Pan African Resources, a mid-tier African-focused gold producer based in South Africa, announced on November 5 that it has acquired the remaining 92 percent stake in Tennant Consolidated Mining Group (TCMG), an Australian gold mining company.
The acquisition, which solidifies TCMG as a wholly-owned subsidiary, was completed through a share agreement, bringing the total transaction cost to $54.2 million.
Key details of the acquisition
The acquisition follows an initial $3.4 million investment by Pan African in March 2024, securing an 8 percent stake in TCMG. The remaining shares were purchased through the issuance of new Pan African shares valued at $50.8 million, which represents less than 6 percent of the company’s current issued share capital.
This acquisition is part of Pan African’s broader strategy to secure low-cost production in Tier 1 mining jurisdictions. The company anticipates an initial payback on investment within three years, assuming an average gold price of $2,600 per ounce. According to Pan African’s financial model, the investment is expected to align with the company’s annual return target of around 20 percent.
Strategic fit and growth potential
The TCMG portfolio, located in Australia’s Northern Territory, includes high-potential assets such as the 100 percent-owned Warrego, Nobles, and Juno projects. Pan African has assessed the TCMG portfolio over the past year, noting the region’s underexplored status, with only 8 percent of drilled holes extending beyond 150 meters.
The project spans 1,700 square kilometers and boasts current mineral resources of 8 million ounces of gold and 1.2 million tonnes of copper. Cobus Loots, CEO of Pan African, expressed confidence that the acquisition complements the company’s focus on low-cost, safe gold mining opportunities. “TCMG represents a strategic opportunity to further expand and diversify our near-term production base in a Tier 1 mining jurisdiction,” Loots said.
Robust financial outlook and development progress
The financial prospects for TCMG are promising, with a completed feasibility study reporting 1.3 million ounces of gold in resources and 400,000 ounces in reserves. Based on current reserves, the project is expected to generate free cash flow of $420 million over its life, with a net present value of $129.7 million and an internal rate of return of 144 percent.
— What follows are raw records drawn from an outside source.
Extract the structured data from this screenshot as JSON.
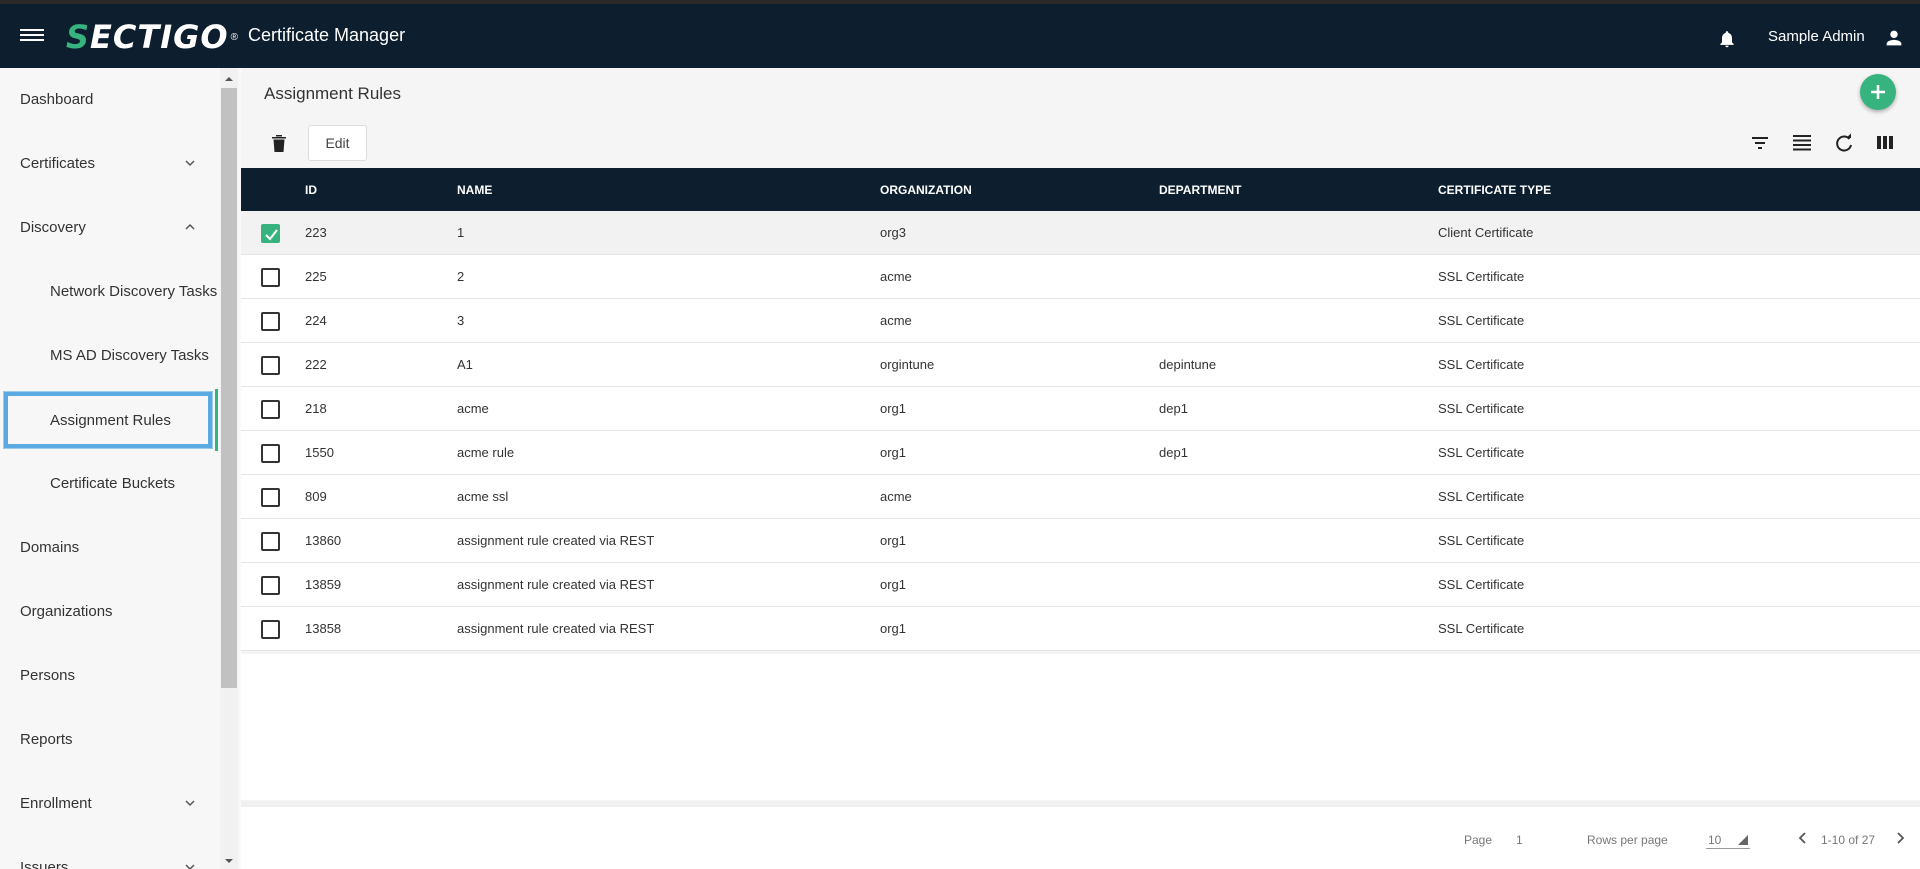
{
  "header": {
    "logo": "SECTIGO",
    "app_title": "Certificate Manager",
    "user_name": "Sample Admin"
  },
  "sidebar": {
    "items": [
      {
        "label": "Dashboard"
      },
      {
        "label": "Certificates",
        "chevron": "down"
      },
      {
        "label": "Discovery",
        "chevron": "up"
      },
      {
        "label": "Network Discovery Tasks"
      },
      {
        "label": "MS AD Discovery Tasks"
      },
      {
        "label": "Assignment Rules",
        "active": true
      },
      {
        "label": "Certificate Buckets"
      },
      {
        "label": "Domains"
      },
      {
        "label": "Organizations"
      },
      {
        "label": "Persons"
      },
      {
        "label": "Reports"
      },
      {
        "label": "Enrollment",
        "chevron": "down"
      },
      {
        "label": "Issuers",
        "chevron": "down"
      }
    ]
  },
  "main": {
    "title": "Assignment Rules",
    "edit_label": "Edit"
  },
  "table": {
    "columns": [
      "ID",
      "NAME",
      "ORGANIZATION",
      "DEPARTMENT",
      "CERTIFICATE TYPE"
    ],
    "rows": [
      {
        "checked": true,
        "id": "223",
        "name": "1",
        "organization": "org3",
        "department": "",
        "certificate_type": "Client Certificate"
      },
      {
        "checked": false,
        "id": "225",
        "name": "2",
        "organization": "acme",
        "department": "",
        "certificate_type": "SSL Certificate"
      },
      {
        "checked": false,
        "id": "224",
        "name": "3",
        "organization": "acme",
        "department": "",
        "certificate_type": "SSL Certificate"
      },
      {
        "checked": false,
        "id": "222",
        "name": "A1",
        "organization": "orgintune",
        "department": "depintune",
        "certificate_type": "SSL Certificate"
      },
      {
        "checked": false,
        "id": "218",
        "name": "acme",
        "organization": "org1",
        "department": "dep1",
        "certificate_type": "SSL Certificate"
      },
      {
        "checked": false,
        "id": "1550",
        "name": "acme rule",
        "organization": "org1",
        "department": "dep1",
        "certificate_type": "SSL Certificate"
      },
      {
        "checked": false,
        "id": "809",
        "name": "acme ssl",
        "organization": "acme",
        "department": "",
        "certificate_type": "SSL Certificate"
      },
      {
        "checked": false,
        "id": "13860",
        "name": "assignment rule created via REST",
        "organization": "org1",
        "department": "",
        "certificate_type": "SSL Certificate"
      },
      {
        "checked": false,
        "id": "13859",
        "name": "assignment rule created via REST",
        "organization": "org1",
        "department": "",
        "certificate_type": "SSL Certificate"
      },
      {
        "checked": false,
        "id": "13858",
        "name": "assignment rule created via REST",
        "organization": "org1",
        "department": "",
        "certificate_type": "SSL Certificate"
      }
    ]
  },
  "footer": {
    "page_label": "Page",
    "page_value": "1",
    "rows_per_page_label": "Rows per page",
    "rows_per_page_value": "10",
    "range_text": "1-10 of 27"
  },
  "colors": {
    "header_bg": "#0d1f2e",
    "accent_green": "#36b37e",
    "active_outline": "#5aa9e0"
  },
  "icons": [
    "hamburger-icon",
    "bell-icon",
    "user-icon",
    "chevron-down-icon",
    "chevron-up-icon",
    "plus-icon",
    "trash-icon",
    "filter-icon",
    "density-icon",
    "refresh-icon",
    "columns-icon",
    "check-icon",
    "chevron-left-icon",
    "chevron-right-icon"
  ]
}
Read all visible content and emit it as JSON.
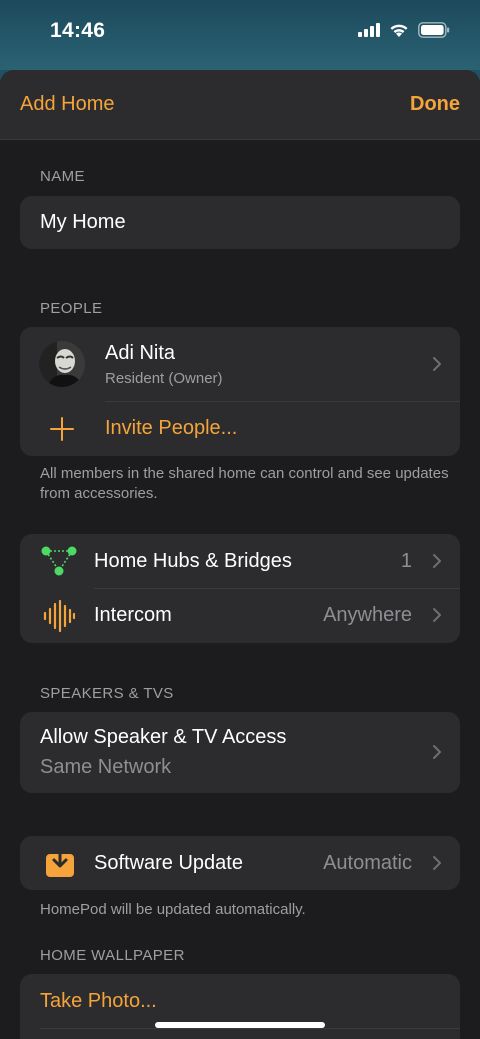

Construction of the processing plant is already more than halfway completed, and Pan African expects commissioning to begin by June 2025, with the first gold pour expected in July.
Over the initial three years of production, TCMG is set to produce approximately 50,000 ounces of gold per year from surface stockpiles and tailings at an all-in sustaining cost of $1,300 per ounce. Annual production is expected to grow by around 20 percent. The Nobles gold project, part of the TCMG portfolio, is slated for commissioning in mid-2025 and will feature an initial eight-year mine life.
The processing facility is set to be the largest in the region, expected to bring economies of scale and efficiencies. Loots emphasized that this acquisition reflects Pan African’s commitment to expanding its portfolio with high-margin projects in prime mining jurisdictions.
The transaction is governed by the Australian Corporations Act and is expected to be fully implemented by December 2024. Meanwhile, Pan African continues to operate in South Africa at Mogale, Barberton, and Evander, and holds exploration interests in Sudan, where activities have been temporarily suspended due to political unrest.